Die ungeheuerliche und widerliche Ermordung des Studenten Iwanoff ist von dem Mörder Netschajeff seinen Opfern, den »Netschajewzen«, ganz zweifellos als politische und für die zukünftige »allgemeine und große Sache« notwendige Tat hingestellt worden. Anderenfalls wäre es ja nicht zu verstehen, wie eine Anzahl Jünglinge (gleichviel wer sie waren), sich zu einem so finsteren Verbrechen bereitfinden konnten. In meinem Roman »... Dämonen« habe ich unter anderem auch versucht, jene vielfältigen und verschiedenartigen Beweggründe darzulegen, mit Hilfe welcher sogar die treuherzigsten und lautersten Menschen zur Ausführung eines ebenso ungeheuerlichen Verbrechens herangezogen werden können. Und gerade darin liegt ja das Entsetzen, daß man bei uns die schändlichste und abscheulichste Tat begehen kann, manchmal ohne überhaupt ein schändlicher Mensch zu sein! Das ist nicht nur bei uns so, sondern ist in Übergangszeiten in der ganzen Welt so, immer und seit Jahrtausenden, – in Zeiten der Erschütterungen im Leben der Menschen, in Zeiten der Zweifel und Verneinungen, der Skepsis und des Schwankens in den grundlegenden gesellschaftlichen Überzeugungen. Aber bei uns ist das noch mehr als sonstwo möglich, und zwar gerade heutigestags, und dieser Zug ist der krankeste und traurigste Zug unserer gegenwärtigen Zeit. In der Möglichkeit, sich selbst nicht für einen schändlichen Menschen zu halten und manchmal sogar fast wirklich kein schändlicher Mensch zu sein, während man gleichzeitig eine ganz offenbare, unbestreitbare Schändlichkeit begeht – sehen Sie, darin besteht unser gegenwärtiges Unglück!
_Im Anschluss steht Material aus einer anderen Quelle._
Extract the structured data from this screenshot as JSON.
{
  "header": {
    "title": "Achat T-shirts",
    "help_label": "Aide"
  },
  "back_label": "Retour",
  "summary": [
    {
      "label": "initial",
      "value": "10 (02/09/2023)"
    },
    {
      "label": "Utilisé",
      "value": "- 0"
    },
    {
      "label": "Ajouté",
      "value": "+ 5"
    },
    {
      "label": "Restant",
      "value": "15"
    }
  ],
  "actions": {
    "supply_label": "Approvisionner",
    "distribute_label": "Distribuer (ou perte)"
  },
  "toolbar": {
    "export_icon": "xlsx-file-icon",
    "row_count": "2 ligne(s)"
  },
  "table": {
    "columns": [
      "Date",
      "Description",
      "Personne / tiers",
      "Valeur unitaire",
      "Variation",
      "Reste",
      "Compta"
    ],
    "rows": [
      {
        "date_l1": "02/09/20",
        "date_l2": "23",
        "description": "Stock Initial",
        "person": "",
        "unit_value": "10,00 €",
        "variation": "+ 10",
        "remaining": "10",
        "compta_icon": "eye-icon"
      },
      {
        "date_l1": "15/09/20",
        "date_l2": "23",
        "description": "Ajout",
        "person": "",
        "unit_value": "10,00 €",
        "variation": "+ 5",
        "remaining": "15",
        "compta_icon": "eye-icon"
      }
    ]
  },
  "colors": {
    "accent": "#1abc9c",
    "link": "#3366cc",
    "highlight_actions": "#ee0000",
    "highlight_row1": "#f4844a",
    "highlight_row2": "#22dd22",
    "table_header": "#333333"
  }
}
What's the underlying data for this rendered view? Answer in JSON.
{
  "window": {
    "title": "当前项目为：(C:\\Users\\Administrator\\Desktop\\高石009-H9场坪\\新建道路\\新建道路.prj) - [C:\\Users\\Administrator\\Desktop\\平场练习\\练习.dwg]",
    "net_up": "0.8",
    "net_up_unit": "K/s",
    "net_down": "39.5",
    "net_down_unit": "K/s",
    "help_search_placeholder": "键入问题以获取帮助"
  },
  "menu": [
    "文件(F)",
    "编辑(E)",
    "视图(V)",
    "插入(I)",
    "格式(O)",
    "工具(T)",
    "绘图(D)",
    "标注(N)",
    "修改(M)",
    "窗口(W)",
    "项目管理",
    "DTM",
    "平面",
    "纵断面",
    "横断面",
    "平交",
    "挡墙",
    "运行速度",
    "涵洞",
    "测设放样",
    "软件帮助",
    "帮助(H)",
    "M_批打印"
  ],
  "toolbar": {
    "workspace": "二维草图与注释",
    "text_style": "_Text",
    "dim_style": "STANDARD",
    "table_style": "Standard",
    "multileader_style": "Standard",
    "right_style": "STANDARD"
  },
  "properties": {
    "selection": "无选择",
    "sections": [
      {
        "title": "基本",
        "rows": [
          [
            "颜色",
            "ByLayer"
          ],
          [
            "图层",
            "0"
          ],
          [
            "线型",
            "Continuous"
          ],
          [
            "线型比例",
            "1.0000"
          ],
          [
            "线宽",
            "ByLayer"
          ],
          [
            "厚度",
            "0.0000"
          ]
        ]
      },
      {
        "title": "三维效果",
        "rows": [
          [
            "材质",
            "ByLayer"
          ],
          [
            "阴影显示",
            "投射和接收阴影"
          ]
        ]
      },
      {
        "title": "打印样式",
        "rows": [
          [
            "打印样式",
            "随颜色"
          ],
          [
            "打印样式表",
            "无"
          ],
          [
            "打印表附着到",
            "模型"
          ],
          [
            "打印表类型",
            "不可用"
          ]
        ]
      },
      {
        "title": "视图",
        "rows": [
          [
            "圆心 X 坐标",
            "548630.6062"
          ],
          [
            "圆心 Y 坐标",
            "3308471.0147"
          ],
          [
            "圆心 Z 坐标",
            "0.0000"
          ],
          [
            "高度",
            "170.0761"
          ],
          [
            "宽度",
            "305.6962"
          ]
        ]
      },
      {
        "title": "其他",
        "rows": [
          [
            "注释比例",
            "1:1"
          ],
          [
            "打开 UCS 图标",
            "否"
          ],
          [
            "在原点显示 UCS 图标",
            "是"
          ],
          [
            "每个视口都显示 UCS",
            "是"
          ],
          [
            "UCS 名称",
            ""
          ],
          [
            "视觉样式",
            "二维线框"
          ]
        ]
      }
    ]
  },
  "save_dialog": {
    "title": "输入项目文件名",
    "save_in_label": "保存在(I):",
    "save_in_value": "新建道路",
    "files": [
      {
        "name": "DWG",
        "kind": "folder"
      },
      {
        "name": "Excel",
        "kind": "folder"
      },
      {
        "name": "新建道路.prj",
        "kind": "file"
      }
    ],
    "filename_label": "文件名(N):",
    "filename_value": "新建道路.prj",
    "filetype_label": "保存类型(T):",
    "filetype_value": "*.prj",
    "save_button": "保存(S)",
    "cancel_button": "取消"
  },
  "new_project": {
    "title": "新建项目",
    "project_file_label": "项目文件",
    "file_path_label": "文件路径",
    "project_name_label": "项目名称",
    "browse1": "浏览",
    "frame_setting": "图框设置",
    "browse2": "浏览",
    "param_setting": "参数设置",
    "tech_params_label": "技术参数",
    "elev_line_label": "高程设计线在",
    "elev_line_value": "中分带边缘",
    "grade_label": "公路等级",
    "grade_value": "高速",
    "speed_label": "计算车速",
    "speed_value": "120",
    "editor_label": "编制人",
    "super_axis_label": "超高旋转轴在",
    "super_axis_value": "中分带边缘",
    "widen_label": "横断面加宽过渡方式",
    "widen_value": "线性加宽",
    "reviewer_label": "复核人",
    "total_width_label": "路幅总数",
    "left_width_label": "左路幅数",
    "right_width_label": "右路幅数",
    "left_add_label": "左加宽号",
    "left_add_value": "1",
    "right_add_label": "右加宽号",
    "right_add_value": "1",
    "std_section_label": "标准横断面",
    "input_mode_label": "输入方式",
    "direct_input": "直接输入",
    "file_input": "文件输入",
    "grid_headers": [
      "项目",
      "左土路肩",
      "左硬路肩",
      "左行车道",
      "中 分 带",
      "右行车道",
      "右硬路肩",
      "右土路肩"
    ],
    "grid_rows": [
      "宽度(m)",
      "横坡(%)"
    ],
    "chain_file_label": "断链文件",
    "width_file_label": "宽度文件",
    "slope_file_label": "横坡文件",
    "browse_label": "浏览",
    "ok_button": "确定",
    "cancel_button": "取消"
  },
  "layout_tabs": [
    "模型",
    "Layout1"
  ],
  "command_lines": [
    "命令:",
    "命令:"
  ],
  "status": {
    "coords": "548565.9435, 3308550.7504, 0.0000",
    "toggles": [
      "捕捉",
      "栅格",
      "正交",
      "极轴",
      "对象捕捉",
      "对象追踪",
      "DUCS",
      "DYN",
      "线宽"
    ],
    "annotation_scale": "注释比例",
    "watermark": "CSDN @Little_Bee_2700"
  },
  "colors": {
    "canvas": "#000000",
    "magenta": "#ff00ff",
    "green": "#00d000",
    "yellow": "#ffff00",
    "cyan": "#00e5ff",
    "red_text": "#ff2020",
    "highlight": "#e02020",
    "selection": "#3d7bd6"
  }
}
Wodurch ist denn die Jugend im Vergleich mit den anderen Altersstufen so besonders geschützt oder gesichert, daß Sie, meine Herren Verteidiger der Jugend, von ihr, kaum daß sie gearbeitet und fleißig gelernt hat, schon gleich eine Festigkeit und eine Reife der Überzeugungen verlangen dürfen, wie sie ja nicht einmal die Väter dieser Jünglinge gehabt haben, jetzt aber noch weniger haben als je zuvor? Unsere jungen Menschen aus unseren intelligenten Ständen, die in ihren Familien herangewachsen sind, in denen man jetzt am häufigsten Unzufriedenheit, Ungeduld und die gröbste Unwissenheit findet (ungeachtet der Zugehörigkeit dieser Klassen zur Intelligenz) und wo fast allenthalben die wirkliche Bildung nur durch nachgeplapperte freche Verneinung aufs Geratewohl ersetzt wird; wo die materiellen Beweggründe die Oberherrschaft über jede höhere Idee haben; wo die Kinder ohne Basis außerhalb der natürlichen Wahrheit erzogen werden, in Nichtachtung oder Gleichgültigkeit zum Vaterlands und in dieser spottenden Verachtung des Volkes, die sich in der letzten Zeit so besonders verbreitet hat, – ist das nun der Brunnen, aus dem unsere jungen Menschen die Wahrheit und Fehlerlosigkeit der Richtung ihrer ersten Schritte im Leben schöpfen könnten? Sehen Sie, hier liegt der Anfang des Übels: in der Überlieferung, in der Vererbung der Ideen, in der Jahrhunderte alten, nationalen Unterdrückung jedes unabhängigen Gedankens, in der Vorstellung von dem hohen Rang des Europäers unter der unerläßlichen Bedingung der Nichtachtung für sich selbst als russischen Menschen!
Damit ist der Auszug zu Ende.